The man twisted his head sharp to the side, free of Kit”s hand for only a moment. He reached into his own mouth before Kit could stop him.
“Who art thou?” Kit asked, he was still sprawled atop the man, the damaged knee grinding against his own. He was trying to be quiet. He had his own dagger to the knave's throat. The man seemed unaware of it. He gave wheezing laugh. His eyes were strange, the pupils juddering. Not drunk, but something like it that Kit did not know. His mouth formed the soundless words, his teeth were bleeding.
“Too late,” he said.
And Kit did hear the footfall too late, and the merciless squeezing thing that came around his throat, the crushing lifting him up and away, Kit's scrabbling fingers and kicking feet made no difference. As the dark lightning came to take him to death, he thought the man beneath him was dead too.
*****
“There now, sit easy, let me see to this. I did not expect to see thee. No-- let me look, Kit.”
“I'm not hurt.”
“I doubt you know what you are. How much of the ride here do you actually remember?”
The pains came alive, as Kit spoke then, out of the cold and distance, his skin waking and flinching, with memory and heat all at once, as Thomas worked with the water and salve.

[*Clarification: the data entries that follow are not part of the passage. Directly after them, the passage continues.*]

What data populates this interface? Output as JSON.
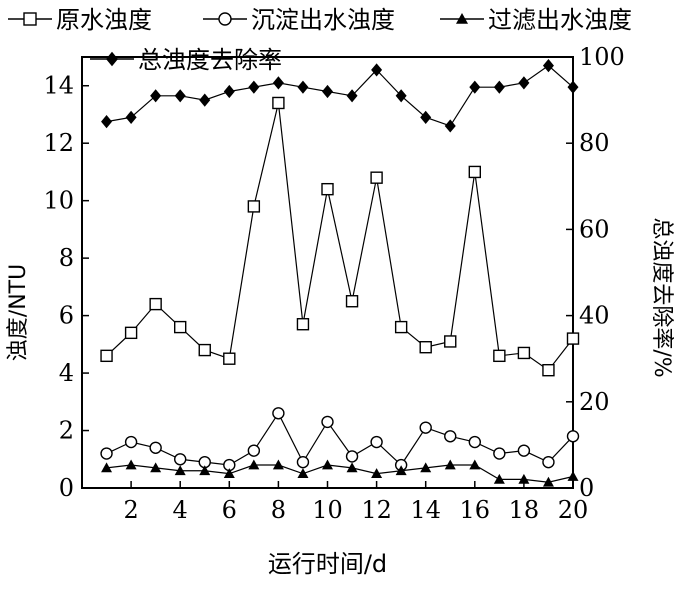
{
  "chart_data": {
    "type": "line",
    "xlabel": "运行时间/d",
    "ylabel_left": "浊度/NTU",
    "ylabel_right": "总浊度去除率/%",
    "x": [
      1,
      2,
      3,
      4,
      5,
      6,
      7,
      8,
      9,
      10,
      11,
      12,
      13,
      14,
      15,
      16,
      17,
      18,
      19,
      20
    ],
    "x_ticks": [
      2,
      4,
      6,
      8,
      10,
      12,
      14,
      16,
      18,
      20
    ],
    "xlim": [
      0,
      20
    ],
    "y_left_lim": [
      0,
      15
    ],
    "y_left_ticks": [
      0,
      2,
      4,
      6,
      8,
      10,
      12,
      14
    ],
    "y_right_lim": [
      0,
      100
    ],
    "y_right_ticks": [
      0,
      20,
      40,
      60,
      80,
      100
    ],
    "grid": false,
    "legend_position": "top",
    "series": [
      {
        "name": "原水浊度",
        "axis": "left",
        "marker": "square-open",
        "values": [
          4.6,
          5.4,
          6.4,
          5.6,
          4.8,
          4.5,
          9.8,
          13.4,
          5.7,
          10.4,
          6.5,
          10.8,
          5.6,
          4.9,
          5.1,
          11.0,
          4.6,
          4.7,
          4.1,
          5.2
        ]
      },
      {
        "name": "沉淀出水浊度",
        "axis": "left",
        "marker": "circle-open",
        "values": [
          1.2,
          1.6,
          1.4,
          1.0,
          0.9,
          0.8,
          1.3,
          2.6,
          0.9,
          2.3,
          1.1,
          1.6,
          0.8,
          2.1,
          1.8,
          1.6,
          1.2,
          1.3,
          0.9,
          1.8
        ]
      },
      {
        "name": "过滤出水浊度",
        "axis": "left",
        "marker": "triangle-filled",
        "values": [
          0.7,
          0.8,
          0.7,
          0.6,
          0.6,
          0.5,
          0.8,
          0.8,
          0.5,
          0.8,
          0.7,
          0.5,
          0.6,
          0.7,
          0.8,
          0.8,
          0.3,
          0.3,
          0.2,
          0.4
        ]
      },
      {
        "name": "总浊度去除率",
        "axis": "right",
        "marker": "diamond-filled",
        "values": [
          85,
          86,
          91,
          91,
          90,
          92,
          93,
          94,
          93,
          92,
          91,
          97,
          91,
          86,
          84,
          93,
          93,
          94,
          98,
          93
        ]
      }
    ]
  }
}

“When I awoke it was dawn. All was empty. As if it never happened,” Kit's voice was a sore croak. “I was in the shadow of the hedge.”
“Clearly, it happened. Lift thy chin”
“There,” Thomas put the bowl aside. “That will heal. Don't pick at it. I can do nothing about the line around thy throat. That was made with a strong cord. He meant to kill thee Kit.”
Kit moved his cheek hesitantly. Thomas had applied soft squares of bandage, affixed to his face honey, not painful after all, but strange. He found himself reflecting that 'Don't pick at it,' did not sound like advice for or from a bold intelligencer. Thomas has put the bowl aside, and stood before the fire now. The window behind them was darkened by drawn curtains, the trickle of light reduced Thomas to a shadow-shape.
“He meant to kill thee,” Thomas said again. “Oh, Kit.” He lurched the step forward and folded down all at once like a man struck by lightning. His head was in Kit's lap.
And Kit did have the courage or strength to say 'what about Audrey.' He just sat and rested his hands in the soft golden hair.